Education Professor Maria Cantalini-Williams and her students, who are completing their field placements remotely.
A group of eight Bachelor of Education students at Wilfrid Laurier University were planning a trip to Sulmona, Italy to teach English when news hit of school closure across Canada and the world due to Covid-19.
Maria Cantalini-Williams, professor and dean of the Faculty of Education, planned on supervising the students in Italy and when the trip was cancelled, she suggested students take their placements in an entirely new direction.
Since 2016 Maria has worked with the Rideau Hall Foundation’s Innovation program on the Education for Innovation (E4I) Resources, designed to develop innovation skills and mindsets in Canadian students. The free, bilingual E4I resources are designed to help teachers guide learners through the four phases of the Innovation Cycle. Students are inspired to Inquire, Ideate, Incubate and Implement their innovations to make an Impact.
Maria proposed that students build learning modules about innovation that could be used by parents and teachers in Italy, as well as in Canada, for children from Grade 1 to Grade 8. The students were divided into four groups, with each focusing on innovative ideas related to the coronavirus pandemic and either medicine, communications, sports or food. They formed learning modules that highlighted examples of Canadian innovations and asked young learners to think of some innovations themselves, such as an activity designed to help keep people active while at home or new ways to deliver groceries.

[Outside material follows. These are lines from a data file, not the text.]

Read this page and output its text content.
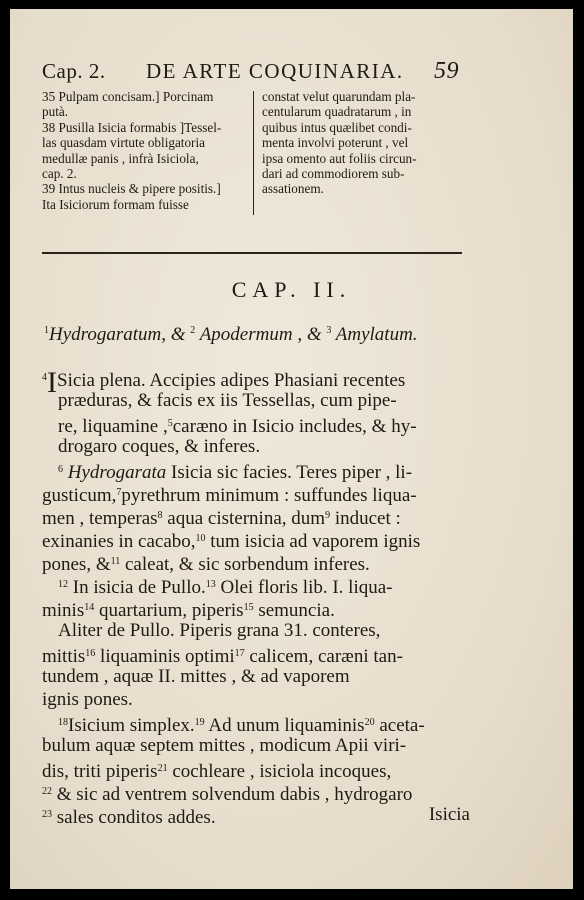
Cap. 2. DE ARTE COQUINARIA. 59
35 Pulpam concisam.] Porcinam
putà.
38 Pusilla Isicia formabis ]Tessel-
las quasdam virtute obligatoria
medullæ panis , infrà Isiciola,
cap. 2.
39 Intus nucleis & pipere positis.]
Ita Isiciorum formam fuisse
constat velut quarundam pla-
centularum quadratarum , in
quibus intus quælibet condi-
menta involvi poterunt , vel
ipsa omento aut foliis circun-
dari ad commodiorem sub-
assationem.
CAP. II.
$^1$Hydrogaratum, & $^2$ Apodermum , & $^3$ Amylatum.
$^4$ISicia plena. Accipies adipes Phasiani recentes
præduras, & facis ex iis Tessellas, cum pipe-
re, liquamine ,$^5$caræno in Isicio includes, & hy-
drogaro coques, & inferes.
$^6$ Hydrogarata Isicia sic facies. Teres piper , li-
gusticum,$^7$pyrethrum minimum : suffundes liqua-
men , temperas$^8$ aqua cisternina, dum$^9$ inducet :
exinanies in cacabo,$^{10}$ tum isicia ad vaporem ignis
pones, &$^{11}$ caleat, & sic sorbendum inferes.
$^{12}$ In isicia de Pullo.$^{13}$ Olei floris lib. I. liqua-
minis$^{14}$ quartarium, piperis$^{15}$ semuncia.
Aliter de Pullo. Piperis grana 31. conteres,
mittis$^{16}$ liquaminis optimi$^{17}$ calicem, caræni tan-
tundem , aquæ II. mittes , & ad vaporem
ignis pones.
$^{18}$Isicium simplex.$^{19}$ Ad unum liquaminis$^{20}$ aceta-
bulum aquæ septem mittes , modicum Apii viri-
dis, triti piperis$^{21}$ cochleare , isiciola incoques,
$^{22}$ & sic ad ventrem solvendum dabis , hydrogaro
$^{23}$ sales conditos addes.	Isicia
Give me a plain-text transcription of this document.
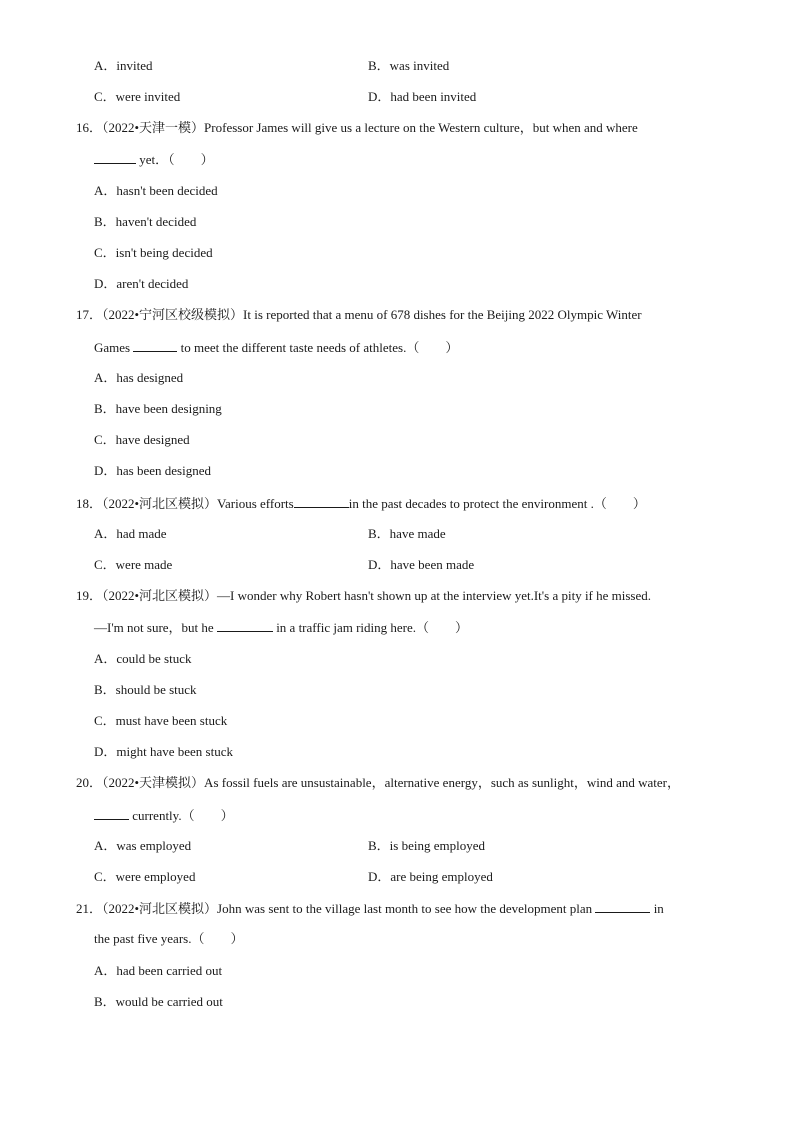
A．invited	B．was invited
C．were invited	D．had been invited
16．（2022•天津一模）Professor James will give us a lecture on the Western culture，but when and where
yet．（　　）
A．hasn't been decided
B．haven't decided
C．isn't being decided
D．aren't decided
17．（2022•宁河区校级模拟）It is reported that a menu of 678 dishes for the Beijing 2022 Olympic Winter
Games	to meet the different taste needs of athletes.（　　）
A．has designed
B．have been designing
C．have designed
D．has been designed
18．（2022•河北区模拟）Various efforts	in the past decades to protect the environment .（　　）
A．had made	B．have made
C．were made	D．have been made
19．（2022•河北区模拟）—I wonder why Robert hasn't shown up at the interview yet.It's a pity if he missed.
—I'm not sure，but he	in a traffic jam riding here.（　　）
A．could be stuck
B．should be stuck
C．must have been stuck
D．might have been stuck
20．（2022•天津模拟）As fossil fuels are unsustainable，alternative energy，such as sunlight，wind and water，
currently.（　　）
A．was employed	B．is being employed
C．were employed	D．are being employed
21．（2022•河北区模拟）John was sent to the village last month to see how the development plan	in
the past five years.（　　）
A．had been carried out
B．would be carried out
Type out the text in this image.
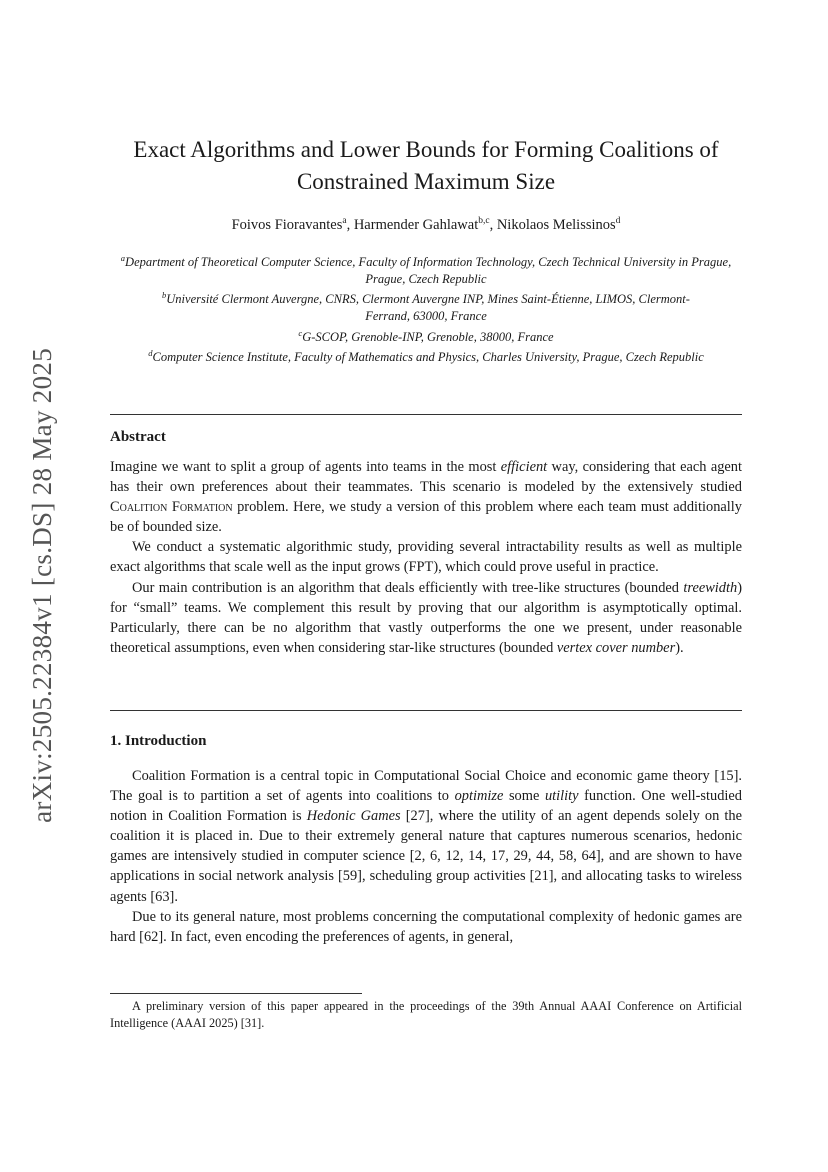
arXiv:2505.22384v1 [cs.DS] 28 May 2025
Exact Algorithms and Lower Bounds for Forming Coalitions of
Constrained Maximum Size
Foivos Fioravantes$^a$, Harmender Gahlawat$^{b,c}$, Nikolaos Melissinos$^d$
$^a$Department of Theoretical Computer Science, Faculty of Information Technology, Czech Technical University in Prague, Prague, Czech Republic
$^b$Université Clermont Auvergne, CNRS, Clermont Auvergne INP, Mines Saint-Étienne, LIMOS, Clermont-Ferrand, 63000, France
$^c$G-SCOP, Grenoble-INP, Grenoble, 38000, France
$^d$Computer Science Institute, Faculty of Mathematics and Physics, Charles University, Prague, Czech Republic
Abstract

Imagine we want to split a group of agents into teams in the most efficient way, considering that each agent has their own preferences about their teammates. This scenario is modeled by the extensively studied Coalition Formation problem. Here, we study a version of this problem where each team must additionally be of bounded size.

We conduct a systematic algorithmic study, providing several intractability results as well as multiple exact algorithms that scale well as the input grows (FPT), which could prove useful in practice.

Our main contribution is an algorithm that deals efficiently with tree-like structures (bounded treewidth) for “small” teams. We complement this result by proving that our algorithm is asymptotically optimal. Particularly, there can be no algorithm that vastly outperforms the one we present, under reasonable theoretical assumptions, even when considering star-like structures (bounded vertex cover number).

1. Introduction

Coalition Formation is a central topic in Computational Social Choice and economic game theory [15]. The goal is to partition a set of agents into coalitions to optimize some utility function. One well-studied notion in Coalition Formation is Hedonic Games [27], where the utility of an agent depends solely on the coalition it is placed in. Due to their extremely general nature that captures numerous scenarios, hedonic games are intensively studied in computer science [2, 6, 12, 14, 17, 29, 44, 58, 64], and are shown to have applications in social network analysis [59], scheduling group activities [21], and allocating tasks to wireless agents [63].

Due to its general nature, most problems concerning the computational complexity of hedonic games are hard [62]. In fact, even encoding the preferences of agents, in general,

A preliminary version of this paper appeared in the proceedings of the 39th Annual AAAI Conference on Artificial Intelligence (AAAI 2025) [31].
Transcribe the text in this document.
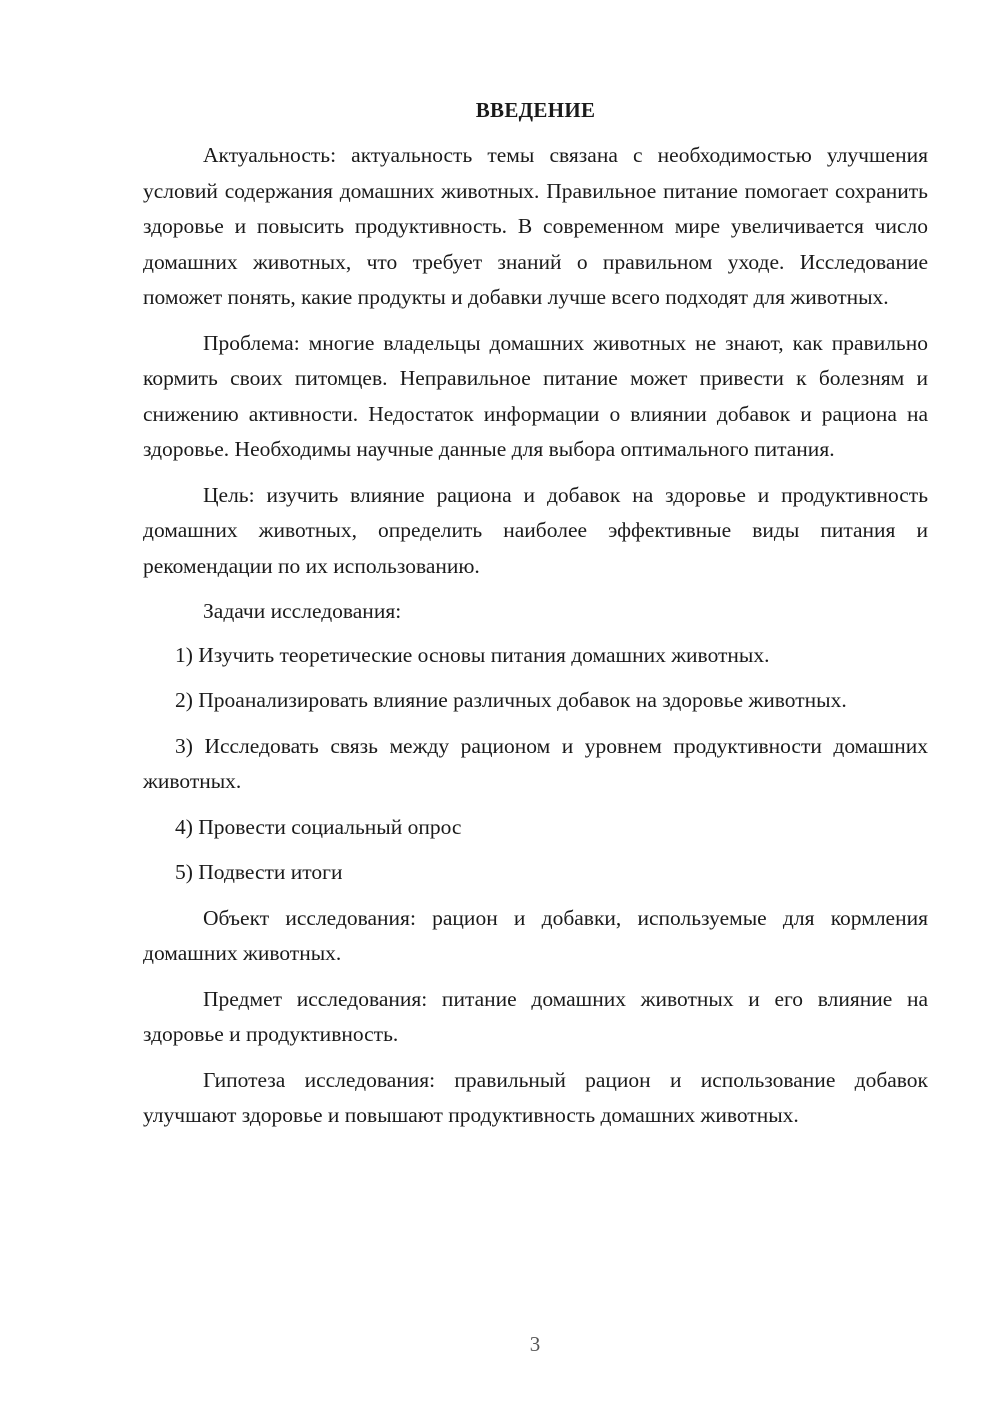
ВВЕДЕНИЕ

Актуальность: актуальность темы связана с необходимостью улучшения условий содержания домашних животных. Правильное питание помогает сохранить здоровье и повысить продуктивность. В современном мире увеличивается число домашних животных, что требует знаний о правильном уходе. Исследование поможет понять, какие продукты и добавки лучше всего подходят для животных.

Проблема: многие владельцы домашних животных не знают, как правильно кормить своих питомцев. Неправильное питание может привести к болезням и снижению активности. Недостаток информации о влиянии добавок и рациона на здоровье. Необходимы научные данные для выбора оптимального питания.

Цель: изучить влияние рациона и добавок на здоровье и продуктивность домашних животных, определить наиболее эффективные виды питания и рекомендации по их использованию.

Задачи исследования:

1) Изучить теоретические основы питания домашних животных.

2) Проанализировать влияние различных добавок на здоровье животных.

3) Исследовать связь между рационом и уровнем продуктивности домашних животных.

4) Провести социальный опрос

5) Подвести итоги

Объект исследования: рацион и добавки, используемые для кормления домашних животных.

Предмет исследования: питание домашних животных и его влияние на здоровье и продуктивность.

Гипотеза исследования: правильный рацион и использование добавок улучшают здоровье и повышают продуктивность домашних животных.

3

“The more we learned about innovation from Maria, the more we saw how relevant it is right now,” says Jocelyn Cameron, a student whose module focused on medical innovations. “It helps children feel connected to what’s going on in the world and feel like they can make a difference. Innovation can be woven into all areas of the curriculum at any time, but it’s particularly relevant right now.”
Cantalini-Williams and her students met regularly using video conferencing software and shared and edited their work online. While there was a learning curve with technology, mutual support and collaboration between the dean and students ensured things went as smoothly as possible.
“This whole experience has really given me a huge appreciation for the teachers who are having to adjust to this new way of teaching, especially those who’ve been teaching for years,” says Catherine Omand, Bachelor of Education student. “It’s so different creating lessons and learning activities online. I hope this learning process will only make me a better, more adaptable teacher in the future.”